The rsync algorithm is an algorithm (invented by Australian computer programmer Andrew Tridgell) for efficiently transmitting a file across a communications link when the receiving computer already has a different version of the same file. It is used by the rsync file transfer protocol and utility.
The recipient splits its copy of the file into fixed-size non-overlapping chunks, say of size S, and computes two checksums of each chunk: the MD4 hash, and a weaker 'rolling checksum'. It sends these checksums to the sender.
The sender computes the rolling checksum for every chunk of size S in its own version of the file, even overlapping chunks. This can be done efficiently because of a special property of the rolling checksum: If the rolling checksum of bytes n through n+S-1 is R, it is easy to compute the rolling checksum of bytes n+1 through n+S from R, byte n, and byte n+S; the intervening bytes need not be reexamined.

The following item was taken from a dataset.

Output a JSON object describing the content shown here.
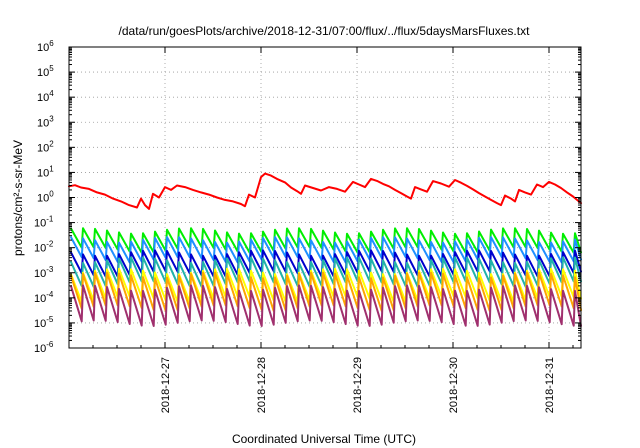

The sender then compares its rolling checksums with the set sent by the recipient to determine if there are any matches. If there are, the match is verified by computing the MD4 checksum for the matching block and comparing it with the MD4 checksum sent by the recipient.
The sender then sends the recipient the parts of its file that didn't match any of the recipient's blocks, and assembly instructions about how to merge these blocks into the recipient's version to create a file identical to the sender's copy.
If the sender's and recipient's versions of the file have many sections in common, relatively little data needs to be transferred to synchronize the two files.